Cappuzzo F, Novello S, De Marinis F, Selvaggi G, Scagliotti G V, Barbieri F, Maur M, Papi M, Pasquini E, Bartolini S, Marini L, Crinò L
Division of Medical Oncology, Bellaria Hospital, Bologna, Via Altura 3, 40139 Bologna, Italy.
Lung Cancer. 2006 Jun;52(3):319-25. doi: 10.1016/j.lungcan.2006.03.004. Epub 2006 Apr 19.
Gemcitabine is one of the most active drugs against non-small-cell lung cancer (NSCLC). Preclinical data suggested that gemcitabine efficacy could be improved by increasing the dose or by increasing the infusion duration. This study has been designed in order to explore two different approaches of gemcitabine dose intensification in patients with advanced NSCLC.
A total of 121 chemonaive patients with locally advanced or metastatic NSCLC not suitable for a platinum-based chemotherapy were randomly allocated to chemotherapy with gemcitabine 1500 mg/m2 on days 1 and 8 every 3 weeks by standard 30 min intravenous infusion (arm A), or gemcitabine 10 mg/m2/min for 150 min on days 1 and 8 every 3 weeks by intravenous infusion at fixed dose rate (arm B).
One hundred and seventeen patients were fully analyzed. No difference in response rate (16.1% versus 9.9%, p=0.28), median time to disease progression (4 months versus 4.5 months, p=0.34) median survival (9.8 months in both arms), and 1-year survival (42.6% versus 39.0% p=0.98) was detected in arms A and B, respectively. No treatment-related deaths occurred. Main hematological toxicities were grade 3-4 neutropenia observed in 17.9% of patients in group A and in 49.2% of individuals in group B (p=0.0002). The incidence of febrile neutropenia was 3.3% in arm A and 0% in arm B (p=0.17). Grade 3-4 thrombocytopenia was more frequently observed in arm B patients (9.9% versus 1.8%, p=0.057). Non-hematological toxicity was similar in both arms, and consisted in grade 1-2 gastrointestinal toxicity observed in 48.2% of patients in arm A and 41.0% in arm B.

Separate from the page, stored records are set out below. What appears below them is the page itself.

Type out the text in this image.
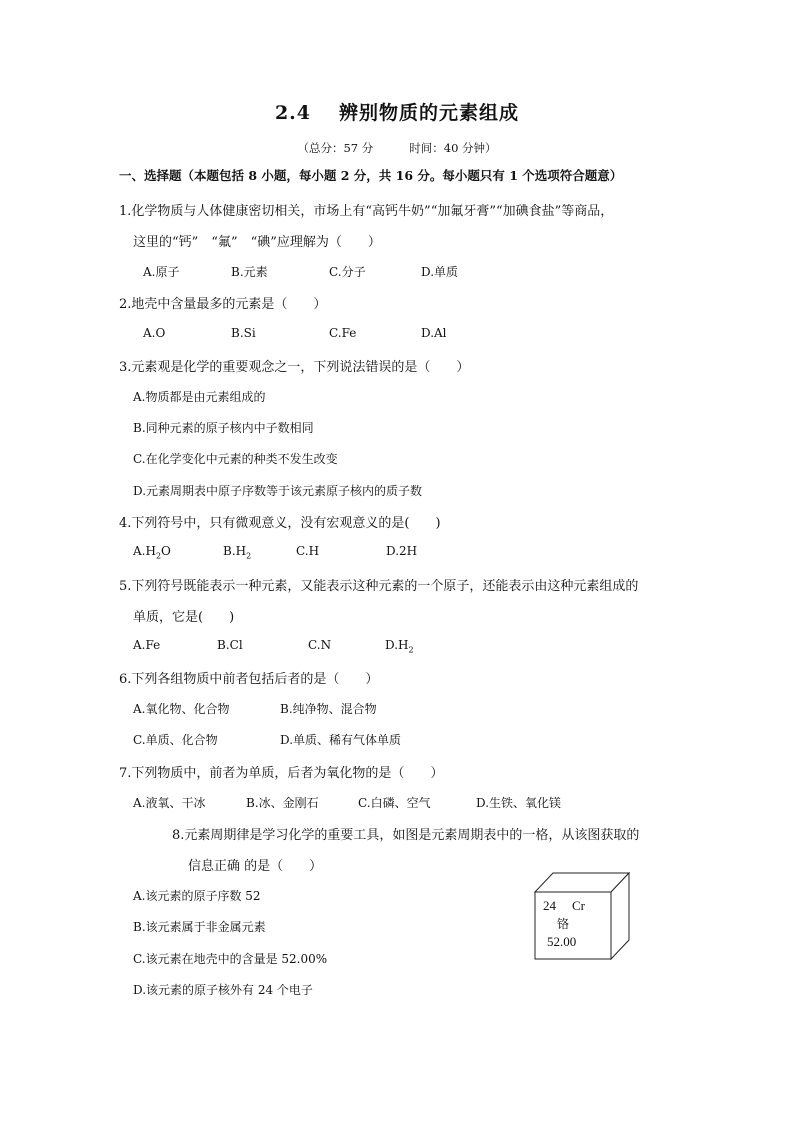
2.4 辨别物质的元素组成
（总分：57 分	时间：40 分钟）
一、选择题（本题包括 8 小题，每小题 2 分，共 16 分。每小题只有 1 个选项符合题意）
1.化学物质与人体健康密切相关，市场上有“高钙牛奶”“加氟牙膏”“加碘食盐”等商品，
这里的“钙”　“氟”　“碘”应理解为（　　）
A.原子	B.元素	C.分子	D.单质
2.地壳中含量最多的元素是（　　）
A.O	B.Si	C.Fe	D.Al
3.元素观是化学的重要观念之一，下列说法错误的是（　　）
A.物质都是由元素组成的
B.同种元素的原子核内中子数相同
C.在化学变化中元素的种类不发生改变
D.元素周期表中原子序数等于该元素原子核内的质子数
4.下列符号中，只有微观意义，没有宏观意义的是(　　)
$A.H_2O$	$B.H_2$	C.H	D.2H
5.下列符号既能表示一种元素，又能表示这种元素的一个原子，还能表示由这种元素组成的
单质，它是(　　)
A.Fe	B.Cl	C.N	$D.H_2$
6.下列各组物质中前者包括后者的是（　　）
A.氧化物、化合物	B.纯净物、混合物
C.单质、化合物	D.单质、稀有气体单质
7.下列物质中，前者为单质，后者为氧化物的是（　　）
A.液氧、干冰	B.冰、金刚石	C.白磷、空气	D.生铁、氧化镁
8.元素周期律是学习化学的重要工具，如图是元素周期表中的一格，从该图获取的
信息正确 的是（　　）
A.该元素的原子序数 52
B.该元素属于非金属元素
C.该元素在地壳中的含量是 52.00%
D.该元素的原子核外有 24 个电子
24 Cr
铬
52.00
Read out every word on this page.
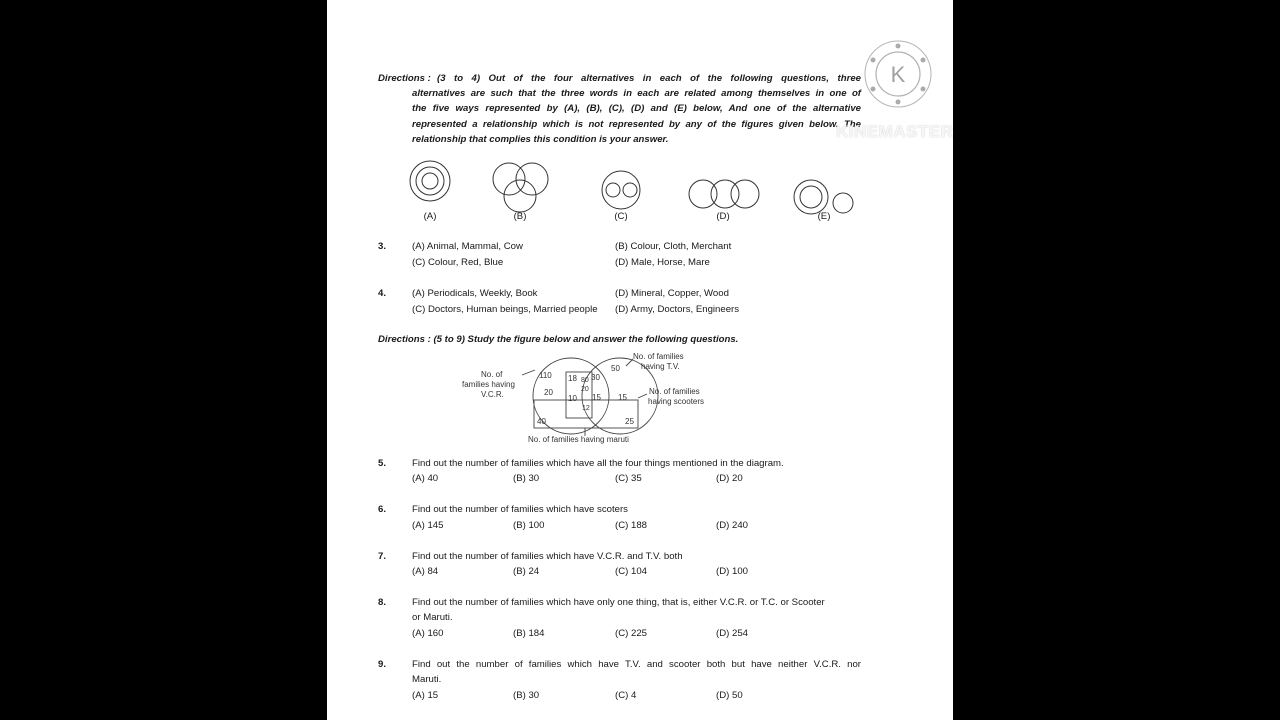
Directions : (3 to 4) Out of the four alternatives in each of the following questions, three
alternatives are such that the three words in each are related among themselves in one of
the five ways represented by (A), (B), (C), (D) and (E) below, And one of the alternative
represented a relationship which is not represented by any of the figures given below. The
relationship that complies this condition is your answer.
(A)	(B)	(C)	(D)	(E)
3.	(A) Animal, Mammal, Cow	(B) Colour, Cloth, Merchant
(C) Colour, Red, Blue	(D) Male, Horse, Mare
4.	(A) Periodicals, Weekly, Book	(D) Mineral, Copper, Wood
(C) Doctors, Human beings, Married people (D) Army, Doctors, Engineers
Directions : (5 to 9) Study the figure below and answer the following questions.
No. of
families having
V.C.R.
No. of families
having T.V.
No. of families
having scooters
No. of families having maruti
110 18 80 30
50
20	20
10 15
12
15
40	25
5.	Find out the number of families which have all the four things mentioned in the diagram.
(A) 40	(B) 30	(C) 35	(D) 20
6.	Find out the number of families which have scoters
(A) 145	(B) 100	(C) 188	(D) 240
7.	Find out the number of families which have V.C.R. and T.V. both
(A) 84	(B) 24	(C) 104	(D) 100
8.	Find out the number of families which have only one thing, that is, either V.C.R. or T.C. or Scooter
or Maruti.
(A) 160	(B) 184	(C) 225	(D) 254
9.	Find out the number of families which have T.V. and scooter both but have neither V.C.R. nor
Maruti.
(A) 15	(B) 30	(C) 4	(D) 50
K
KINEMASTER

Intensification of standard doses or prolonged infusion schedule did not result in efficacy improvement. Gemcitabine infusion duration does not warrant further investigation in patients with advanced NSCLC.
吉西他滨是治疗非小细胞肺癌(NSCLC)最有效的药物之一。临床前数据表明,可通过增加剂量或延长输注时间来提高吉西他滨的疗效。本研究旨在探索晚期NSCLC患者中两种不同的吉西他滨剂量强化方法。

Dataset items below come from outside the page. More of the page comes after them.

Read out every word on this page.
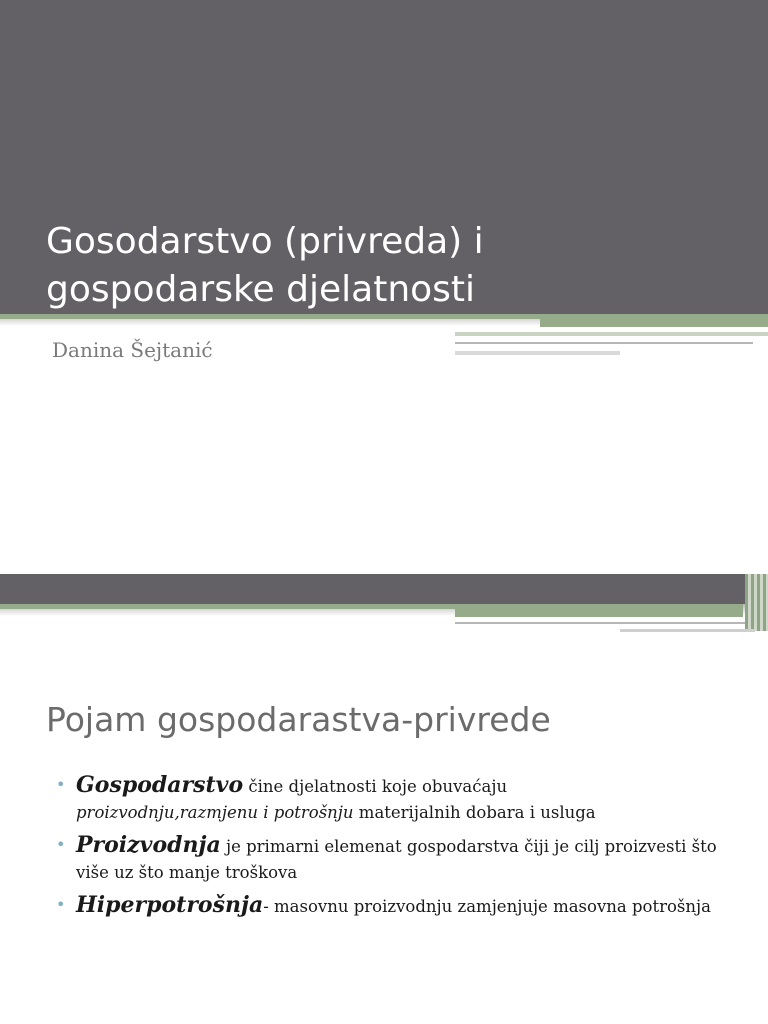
Gosodarstvo (privreda) i
gospodarske djelatnosti

Danina Šejtanić

Pojam gospodarastva-privrede
• Gospodarstvo čine djelatnosti koje obuvaćaju
proizvodnju,razmjenu i potrošnju materijalnih dobara i usluga
• Proizvodnja je primarni elemenat gospodarstva čiji je cilj proizvesti što više uz što manje troškova
• Hiperpotrošnja- masovnu proizvodnju zamjenjuje masovna potrošnja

总共121例初治的局部晚期或转移性NSCLC患者,不适合铂类化疗,被随机分配接受化疗。A组:每3周的第1天和第8天,采用标准30分钟静脉输注,给予吉西他滨1500mg/m²;B组:每3周的第1天和第8天,以固定剂量率静脉输注150分钟,给予吉西他滨10mg/m²/分钟。
117例患者进行了全面分析。A组和B组在缓解率(16.1%对9.9%,p=0.28)、疾病进展中位时间(4个月对4.5个月,p=0.34)、中位生存期(两组均为9.8个月)和1年生存率(42.6%对39.0%,p=0.98)方面均未检测到差异。未发生与治疗相关的死亡。主要血液学毒性为3-4级中性粒细胞减少,A组患者中观察到17.9%,B组个体中观察到49.2%(p=0.0002)。发热性中性粒细胞减少的发生率在A组为3.3%,在B组为0%(p=0.17)。3-4级血小板减少在B组患者中更常见(9.9%对1.8%,p=0.057)。两组的非血液学毒性相似,A组48.2%的患者和B组41.0%的患者观察到1-2级胃肠道毒性。
标准剂量强化或延长输注方案并未提高疗效。吉西他滨输注时间在晚期NSCLC患者中无需进一步研究。